On their first date, as he had returned her to her apartment, she had told him that he had a wild streak a foot wide. When he’d taken that as a compliment, she had told him that only a moron, a hormone-crazed pubescent boy, or an ape in the zoo would be witless enough to take pride in it.


Thereafter, by her example, she taught him everything that was to shape his future. That love was worth the risk of loss. That anger harms no one more than he who harbours it. That both bitterness and true happiness are choices that we make, not conditions that fall upon us from the hands of fate. That peace is to be found in the acceptance of things that we are unable to change. That friends and family are the blood of life, and that the purpose of existence is caring, commitment.


Six days before their wedding, in the evening, Joe went alone to the church from which he’d buried his parents. Having calculated the cost of the damage he’d done years before, he stuffed a wad of hundred-dollar bills into the poor box.

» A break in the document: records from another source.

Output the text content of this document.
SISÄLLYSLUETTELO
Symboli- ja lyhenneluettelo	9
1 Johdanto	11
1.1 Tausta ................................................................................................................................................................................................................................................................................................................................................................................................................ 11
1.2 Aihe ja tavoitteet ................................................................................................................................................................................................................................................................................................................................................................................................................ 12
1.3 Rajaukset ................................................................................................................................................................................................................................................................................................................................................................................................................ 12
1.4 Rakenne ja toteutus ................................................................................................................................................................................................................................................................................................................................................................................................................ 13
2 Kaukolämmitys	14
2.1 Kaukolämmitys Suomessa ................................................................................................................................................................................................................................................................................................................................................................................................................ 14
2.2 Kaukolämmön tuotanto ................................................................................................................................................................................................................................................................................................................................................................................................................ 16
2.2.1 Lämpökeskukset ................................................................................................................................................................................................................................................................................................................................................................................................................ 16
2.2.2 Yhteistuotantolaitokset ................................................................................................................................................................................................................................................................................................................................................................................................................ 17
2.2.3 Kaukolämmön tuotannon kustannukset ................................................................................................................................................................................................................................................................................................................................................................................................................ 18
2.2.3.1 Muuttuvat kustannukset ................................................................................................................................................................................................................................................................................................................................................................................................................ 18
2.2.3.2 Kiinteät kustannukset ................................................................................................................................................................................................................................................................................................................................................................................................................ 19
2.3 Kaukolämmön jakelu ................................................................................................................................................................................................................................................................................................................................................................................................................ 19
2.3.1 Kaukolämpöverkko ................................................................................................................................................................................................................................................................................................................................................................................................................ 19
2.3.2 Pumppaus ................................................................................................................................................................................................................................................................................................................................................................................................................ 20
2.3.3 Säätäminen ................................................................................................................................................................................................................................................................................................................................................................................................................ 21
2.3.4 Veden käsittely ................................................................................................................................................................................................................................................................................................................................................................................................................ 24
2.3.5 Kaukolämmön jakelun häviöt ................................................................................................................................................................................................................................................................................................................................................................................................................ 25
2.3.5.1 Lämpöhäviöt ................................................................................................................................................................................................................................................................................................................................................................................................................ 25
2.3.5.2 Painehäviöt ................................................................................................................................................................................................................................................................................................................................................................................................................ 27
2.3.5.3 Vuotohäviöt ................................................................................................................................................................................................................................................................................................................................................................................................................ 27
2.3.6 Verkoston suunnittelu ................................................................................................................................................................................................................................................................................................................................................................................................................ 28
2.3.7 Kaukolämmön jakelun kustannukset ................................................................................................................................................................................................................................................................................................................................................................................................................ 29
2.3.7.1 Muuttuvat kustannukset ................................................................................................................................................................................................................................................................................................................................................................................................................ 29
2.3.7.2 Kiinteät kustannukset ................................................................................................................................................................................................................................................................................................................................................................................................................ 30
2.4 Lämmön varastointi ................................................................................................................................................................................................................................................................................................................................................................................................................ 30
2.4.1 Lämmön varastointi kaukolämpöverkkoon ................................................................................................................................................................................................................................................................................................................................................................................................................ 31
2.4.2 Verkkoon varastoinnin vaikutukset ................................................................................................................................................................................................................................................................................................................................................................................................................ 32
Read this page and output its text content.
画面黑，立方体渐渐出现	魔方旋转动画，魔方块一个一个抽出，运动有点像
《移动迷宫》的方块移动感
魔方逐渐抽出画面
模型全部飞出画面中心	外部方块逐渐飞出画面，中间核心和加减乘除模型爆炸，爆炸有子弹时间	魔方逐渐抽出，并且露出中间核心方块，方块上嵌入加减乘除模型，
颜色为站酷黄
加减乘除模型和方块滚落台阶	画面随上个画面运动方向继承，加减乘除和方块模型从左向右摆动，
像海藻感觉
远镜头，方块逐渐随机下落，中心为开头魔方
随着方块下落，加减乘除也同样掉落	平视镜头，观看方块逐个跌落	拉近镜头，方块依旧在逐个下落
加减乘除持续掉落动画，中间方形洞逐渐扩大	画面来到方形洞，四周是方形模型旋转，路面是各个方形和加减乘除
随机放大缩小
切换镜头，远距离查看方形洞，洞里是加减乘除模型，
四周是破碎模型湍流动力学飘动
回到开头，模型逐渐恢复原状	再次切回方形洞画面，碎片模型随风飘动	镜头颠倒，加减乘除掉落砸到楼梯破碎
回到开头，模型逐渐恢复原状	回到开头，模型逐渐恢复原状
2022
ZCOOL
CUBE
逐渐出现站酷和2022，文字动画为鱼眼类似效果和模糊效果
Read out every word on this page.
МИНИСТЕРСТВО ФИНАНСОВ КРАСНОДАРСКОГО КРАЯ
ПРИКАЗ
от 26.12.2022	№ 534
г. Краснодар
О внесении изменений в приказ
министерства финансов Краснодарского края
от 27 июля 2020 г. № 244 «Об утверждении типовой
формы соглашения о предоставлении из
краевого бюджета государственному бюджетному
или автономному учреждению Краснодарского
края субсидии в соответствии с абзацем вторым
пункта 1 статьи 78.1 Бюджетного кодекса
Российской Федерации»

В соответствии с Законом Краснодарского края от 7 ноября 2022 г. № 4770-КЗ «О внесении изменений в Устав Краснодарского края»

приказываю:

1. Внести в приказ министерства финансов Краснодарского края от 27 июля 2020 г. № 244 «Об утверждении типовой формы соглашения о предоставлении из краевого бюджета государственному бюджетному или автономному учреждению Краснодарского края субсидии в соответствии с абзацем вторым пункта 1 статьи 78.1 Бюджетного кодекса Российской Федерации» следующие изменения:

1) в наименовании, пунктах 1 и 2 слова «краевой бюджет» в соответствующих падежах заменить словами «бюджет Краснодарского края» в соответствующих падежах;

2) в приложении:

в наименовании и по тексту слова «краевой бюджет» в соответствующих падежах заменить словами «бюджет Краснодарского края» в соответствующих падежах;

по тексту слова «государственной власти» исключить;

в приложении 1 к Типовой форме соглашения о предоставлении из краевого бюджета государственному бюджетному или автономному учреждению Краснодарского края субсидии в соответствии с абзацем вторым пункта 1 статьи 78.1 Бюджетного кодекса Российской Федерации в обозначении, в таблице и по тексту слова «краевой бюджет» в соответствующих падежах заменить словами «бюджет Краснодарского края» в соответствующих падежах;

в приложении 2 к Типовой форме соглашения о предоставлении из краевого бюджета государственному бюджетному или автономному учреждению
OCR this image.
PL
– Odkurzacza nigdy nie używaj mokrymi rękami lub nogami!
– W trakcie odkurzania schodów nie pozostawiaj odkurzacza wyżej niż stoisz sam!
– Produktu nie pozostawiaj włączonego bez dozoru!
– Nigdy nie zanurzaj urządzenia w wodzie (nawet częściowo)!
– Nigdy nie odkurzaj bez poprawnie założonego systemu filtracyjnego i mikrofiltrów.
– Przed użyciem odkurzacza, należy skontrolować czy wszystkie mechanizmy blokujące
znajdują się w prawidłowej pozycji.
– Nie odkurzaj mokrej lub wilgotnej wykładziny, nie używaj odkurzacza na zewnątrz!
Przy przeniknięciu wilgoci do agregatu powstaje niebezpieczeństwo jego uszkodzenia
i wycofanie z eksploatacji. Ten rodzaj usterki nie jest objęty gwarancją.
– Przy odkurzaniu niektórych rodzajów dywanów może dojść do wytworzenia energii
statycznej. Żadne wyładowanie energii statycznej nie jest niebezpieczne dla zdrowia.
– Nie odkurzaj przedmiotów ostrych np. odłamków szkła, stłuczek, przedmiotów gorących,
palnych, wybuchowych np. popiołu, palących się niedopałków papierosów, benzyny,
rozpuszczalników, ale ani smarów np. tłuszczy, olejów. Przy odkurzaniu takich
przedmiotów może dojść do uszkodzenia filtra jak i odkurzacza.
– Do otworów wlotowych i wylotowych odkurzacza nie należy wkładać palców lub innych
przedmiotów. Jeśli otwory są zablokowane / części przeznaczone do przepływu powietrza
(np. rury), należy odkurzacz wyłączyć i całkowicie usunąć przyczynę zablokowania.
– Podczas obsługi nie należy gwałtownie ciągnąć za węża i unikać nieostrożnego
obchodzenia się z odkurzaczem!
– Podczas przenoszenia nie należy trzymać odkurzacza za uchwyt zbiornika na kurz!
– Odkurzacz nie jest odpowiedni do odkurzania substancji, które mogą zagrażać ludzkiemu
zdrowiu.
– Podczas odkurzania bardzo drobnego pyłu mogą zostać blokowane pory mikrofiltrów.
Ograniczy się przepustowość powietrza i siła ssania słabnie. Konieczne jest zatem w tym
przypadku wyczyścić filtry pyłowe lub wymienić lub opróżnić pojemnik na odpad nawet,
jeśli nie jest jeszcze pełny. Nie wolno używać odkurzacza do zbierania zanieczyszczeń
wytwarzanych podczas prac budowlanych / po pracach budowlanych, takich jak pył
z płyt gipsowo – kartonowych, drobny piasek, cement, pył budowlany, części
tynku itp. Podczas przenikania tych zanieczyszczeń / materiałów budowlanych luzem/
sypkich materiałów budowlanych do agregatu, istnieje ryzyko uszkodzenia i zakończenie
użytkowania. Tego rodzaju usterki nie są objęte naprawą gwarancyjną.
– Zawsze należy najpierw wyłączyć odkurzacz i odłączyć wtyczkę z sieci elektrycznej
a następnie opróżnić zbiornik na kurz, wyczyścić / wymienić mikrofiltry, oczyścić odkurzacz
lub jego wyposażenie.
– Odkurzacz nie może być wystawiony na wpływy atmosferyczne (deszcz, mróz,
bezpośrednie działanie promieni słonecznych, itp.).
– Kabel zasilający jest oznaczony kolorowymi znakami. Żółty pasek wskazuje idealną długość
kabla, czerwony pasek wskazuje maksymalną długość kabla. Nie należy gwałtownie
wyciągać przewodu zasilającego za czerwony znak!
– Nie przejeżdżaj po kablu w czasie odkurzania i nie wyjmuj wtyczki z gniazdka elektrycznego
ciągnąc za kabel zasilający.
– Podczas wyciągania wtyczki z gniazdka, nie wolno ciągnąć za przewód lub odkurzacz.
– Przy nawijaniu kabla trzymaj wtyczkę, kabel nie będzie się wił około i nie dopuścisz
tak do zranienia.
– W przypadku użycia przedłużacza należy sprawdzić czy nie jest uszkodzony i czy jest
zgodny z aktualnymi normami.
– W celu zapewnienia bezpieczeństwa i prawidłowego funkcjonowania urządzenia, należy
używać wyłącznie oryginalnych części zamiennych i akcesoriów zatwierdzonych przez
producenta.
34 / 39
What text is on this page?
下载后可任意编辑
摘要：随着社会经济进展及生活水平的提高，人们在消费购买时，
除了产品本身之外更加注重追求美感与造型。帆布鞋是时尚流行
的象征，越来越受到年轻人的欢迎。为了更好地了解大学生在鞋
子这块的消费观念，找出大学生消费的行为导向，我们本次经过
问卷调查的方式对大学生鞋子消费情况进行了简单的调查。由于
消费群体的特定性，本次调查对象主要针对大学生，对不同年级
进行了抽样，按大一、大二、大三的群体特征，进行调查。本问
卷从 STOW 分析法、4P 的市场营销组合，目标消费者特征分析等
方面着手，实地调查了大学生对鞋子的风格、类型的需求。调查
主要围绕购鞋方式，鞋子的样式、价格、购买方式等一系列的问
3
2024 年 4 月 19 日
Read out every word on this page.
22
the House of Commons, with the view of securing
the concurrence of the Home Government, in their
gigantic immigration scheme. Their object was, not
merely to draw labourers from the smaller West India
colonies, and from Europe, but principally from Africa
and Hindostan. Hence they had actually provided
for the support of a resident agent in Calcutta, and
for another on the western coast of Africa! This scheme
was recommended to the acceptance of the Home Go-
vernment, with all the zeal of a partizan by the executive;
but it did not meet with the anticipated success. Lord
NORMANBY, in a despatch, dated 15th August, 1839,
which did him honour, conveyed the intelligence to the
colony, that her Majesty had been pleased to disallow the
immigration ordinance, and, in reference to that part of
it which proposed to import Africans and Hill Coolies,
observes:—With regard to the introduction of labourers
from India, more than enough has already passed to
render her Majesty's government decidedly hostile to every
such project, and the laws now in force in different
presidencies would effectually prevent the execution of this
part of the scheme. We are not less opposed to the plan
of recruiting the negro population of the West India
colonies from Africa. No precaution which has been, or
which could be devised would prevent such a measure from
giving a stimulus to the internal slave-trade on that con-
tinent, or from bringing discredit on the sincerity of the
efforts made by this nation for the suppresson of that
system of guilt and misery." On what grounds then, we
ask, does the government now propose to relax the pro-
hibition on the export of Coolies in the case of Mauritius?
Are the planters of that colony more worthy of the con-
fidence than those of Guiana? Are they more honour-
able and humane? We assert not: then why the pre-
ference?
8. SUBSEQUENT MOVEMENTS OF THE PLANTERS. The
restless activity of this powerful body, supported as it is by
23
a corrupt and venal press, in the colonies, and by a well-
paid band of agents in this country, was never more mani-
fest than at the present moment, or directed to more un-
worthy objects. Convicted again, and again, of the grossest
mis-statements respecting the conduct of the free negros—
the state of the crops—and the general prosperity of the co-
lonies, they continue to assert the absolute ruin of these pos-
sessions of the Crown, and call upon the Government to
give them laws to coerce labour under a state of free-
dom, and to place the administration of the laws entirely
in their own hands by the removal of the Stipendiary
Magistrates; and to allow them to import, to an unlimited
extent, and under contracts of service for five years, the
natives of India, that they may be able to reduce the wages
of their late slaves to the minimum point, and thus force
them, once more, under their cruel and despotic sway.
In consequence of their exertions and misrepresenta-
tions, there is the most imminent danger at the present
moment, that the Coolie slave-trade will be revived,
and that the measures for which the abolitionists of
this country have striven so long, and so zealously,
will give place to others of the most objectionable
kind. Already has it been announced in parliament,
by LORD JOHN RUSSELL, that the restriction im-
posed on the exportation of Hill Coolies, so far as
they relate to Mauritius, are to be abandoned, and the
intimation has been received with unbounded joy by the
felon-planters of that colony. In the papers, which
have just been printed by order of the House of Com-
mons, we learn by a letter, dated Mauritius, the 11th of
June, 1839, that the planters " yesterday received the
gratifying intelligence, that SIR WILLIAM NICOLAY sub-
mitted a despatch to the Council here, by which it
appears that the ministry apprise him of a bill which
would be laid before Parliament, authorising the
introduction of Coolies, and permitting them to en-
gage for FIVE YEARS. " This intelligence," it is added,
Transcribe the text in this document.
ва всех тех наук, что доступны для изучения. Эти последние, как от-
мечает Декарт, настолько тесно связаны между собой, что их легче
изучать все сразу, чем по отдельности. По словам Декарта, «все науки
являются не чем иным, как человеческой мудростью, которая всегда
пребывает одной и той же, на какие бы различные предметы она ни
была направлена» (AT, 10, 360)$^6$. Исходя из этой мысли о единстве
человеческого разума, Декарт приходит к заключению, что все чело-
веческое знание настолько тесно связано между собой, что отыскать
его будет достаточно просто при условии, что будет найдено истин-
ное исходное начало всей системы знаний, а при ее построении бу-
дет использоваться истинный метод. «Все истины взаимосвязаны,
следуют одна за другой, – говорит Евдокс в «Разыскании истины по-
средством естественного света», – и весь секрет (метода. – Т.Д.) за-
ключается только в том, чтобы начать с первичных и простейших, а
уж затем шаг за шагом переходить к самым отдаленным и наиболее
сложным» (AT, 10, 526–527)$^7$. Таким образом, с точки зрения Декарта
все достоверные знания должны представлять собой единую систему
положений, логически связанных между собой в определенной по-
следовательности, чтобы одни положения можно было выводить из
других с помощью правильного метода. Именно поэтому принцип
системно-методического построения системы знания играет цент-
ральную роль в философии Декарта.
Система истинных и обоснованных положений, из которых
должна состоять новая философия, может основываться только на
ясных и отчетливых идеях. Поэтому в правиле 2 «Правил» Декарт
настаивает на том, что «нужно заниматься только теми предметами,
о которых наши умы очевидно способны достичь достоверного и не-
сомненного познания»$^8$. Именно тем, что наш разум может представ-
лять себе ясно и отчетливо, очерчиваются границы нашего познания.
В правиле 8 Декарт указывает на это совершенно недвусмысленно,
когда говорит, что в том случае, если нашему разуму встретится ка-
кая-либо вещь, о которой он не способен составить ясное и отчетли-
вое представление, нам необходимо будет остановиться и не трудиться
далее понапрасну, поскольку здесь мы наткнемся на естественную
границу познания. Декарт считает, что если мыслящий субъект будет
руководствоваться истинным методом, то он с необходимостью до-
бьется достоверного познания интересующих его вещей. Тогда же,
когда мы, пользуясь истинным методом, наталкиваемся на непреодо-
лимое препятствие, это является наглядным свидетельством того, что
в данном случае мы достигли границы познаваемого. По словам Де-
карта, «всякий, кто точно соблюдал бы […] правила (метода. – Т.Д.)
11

He made the contribution neither because of guilt nor because


his faith was regained. He did it for Michelle, though she would never know of the vandalism or of this act of restitution.


Thereafter, his life had begun.


And then ended one year ago.


Now, Nina was in the world again, waiting to be found, waiting to be brought home.


With the hope of finding Nina as balm, Joe was able to take the heat out of his anger. To recover Nina, he must be totally in control of himself.